Editorial
Rosetta
et Philae, la voie à suivre par l'Europe.
Jean-Paul Baquiast, Christophe
Jacquemin 12/11/2014
Ce soir
12 novembre, le succès presque parfait (restera à
vérifier l'ancrage des pieds) de la mission Rosetta-Philae
sur la comète Churyumov-Gerasimenko n'a pas besoin
de nos commentaires. Nous ne pourrions que reprendre les
félicitations adressées à l'Agence
spatiale européenne (Esa) par toutes les personnalités
politiques et scientifiques européennes, ainsi que
par tous les médias. Nous pensons pour notre part
que, compte tenu de la nature de la cible, l'opération
était bien plus complexe que la pose d'un robot sur
la Lune ou Mars.
Les
félicitations doivent aussi être adressées
aux industriels européens du secteur aéronautique
et spatial, qui ont fourni l'écrasante majorité
des technologies mises en oeuvre, depuis les plus visibles
(à commencer par le lanceur Ariane initial) jusqu'aux
plus miniaturisées, celles utilisées par les
capteurs et actuateurs de Philae.
En ce qui nous concerne, nous voudrions par contre souligner
la pertinence d'une thèse que bien peu d'Européens
soutiennent, et qui a toujours été la nôtre.

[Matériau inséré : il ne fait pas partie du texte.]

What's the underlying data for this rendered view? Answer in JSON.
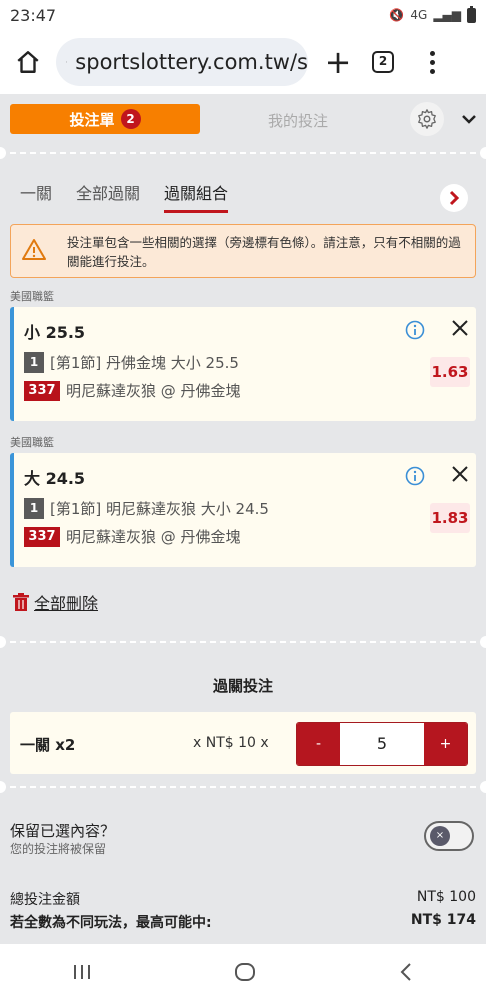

L'Europe ne se renforcera, y compris dans le domaine de
la souveraineté et de l'indépendance géostratégique,
que par des coopérations ambitieuses dans les divers
domaines de la science et de la technologie. Elle y dispose
(ou y disposait il y a encore peu) de toutes les ressources
intellectuelles et humaines. Quant aux besoins, ils sont
immenses et ne cessent de prendre de l'urgence. Nous les
avons souvent énumérés ici. Ils vont
du spatial aux sciences de la vie et à la robotique
intelligente. Ils concernent aussi de grands programmes
de lutte contre la destruction des écosystèmes,
d'énergies non polluantes, d'amélioration
des habitats et de modes de transport.
Concernant
les financements, rappelons que la question ne devrait même
pas être posée. Si les chefs d'Etats européens
se mettaient d'accord pour permettre à la banque
centrale européenne (BCE) de fabriquer des euros
qui seraient mis à la disposition de fonds d'investissement
publics ou d'organismes scientifiques tels que l'Esa, les
retombées de toutes sortes qu'auraient ces investissements
sur l'emploi et la modernisation de nos sociétés
seraient telles que la crainte de l'inflation, complaisamment
entretenue par les intérêts financiers souhaitant
se réserver le monopole des crédits à
l'économie et la science, s'avèrerait parfaitement
illusoire. En quelques années, les avances de la
BCE pourraient lui être remboursées.
Un
euro Brics scientifique et technique.
Il faut
ajouter un point essentiel. Si l'Europe se donnait la compétence
nécessaire pour mener de telles recherches et de
tels projet, elle pourrait être considérée
comme une partenaire crédible par le groupe des Brics,
à commencer par la Chine et la Russie. On objectera
que ceux-ci souhaitent jouer seuls. Ainsi la Chine prétend
se passer de toute coopération dans le domaine spatial.
Mais c'est faux.
Des contacts que nous avons tant en Chine qu'en Russie,
nous disent que ces deux pays seraient intéressés
par des coopérations avec l'Europe où les
différents partenaires trouveraient leur équilibre.
Or ceci n'est pas possible avec les Etats-Unis. Un de nos
amis du CNES nous a plusieurs fois confirmé que « l'on
ne coopère pas avec la Nasa », et moins
encore avec le lobby militaro industriel qui la fait travailler.
Ils veulent tout pour eux.
De telles
coopérations scientifiques et techniques permettraient
de concrétiser le concept d'euroBrics auquel nous
adhérons. Mais si l'Europe s'engageait résolument
dans cette voie, en refusant de suivre docilement Washington
dans sa guerre contre la Russie et la Chine, elle devrait
se préparer elle-aussi à combattre la guerre
que lui mènerait alors l'Amérique, galvanisée
par la victoire électorale récente des éléments
les plus radicaux du parti conservateur.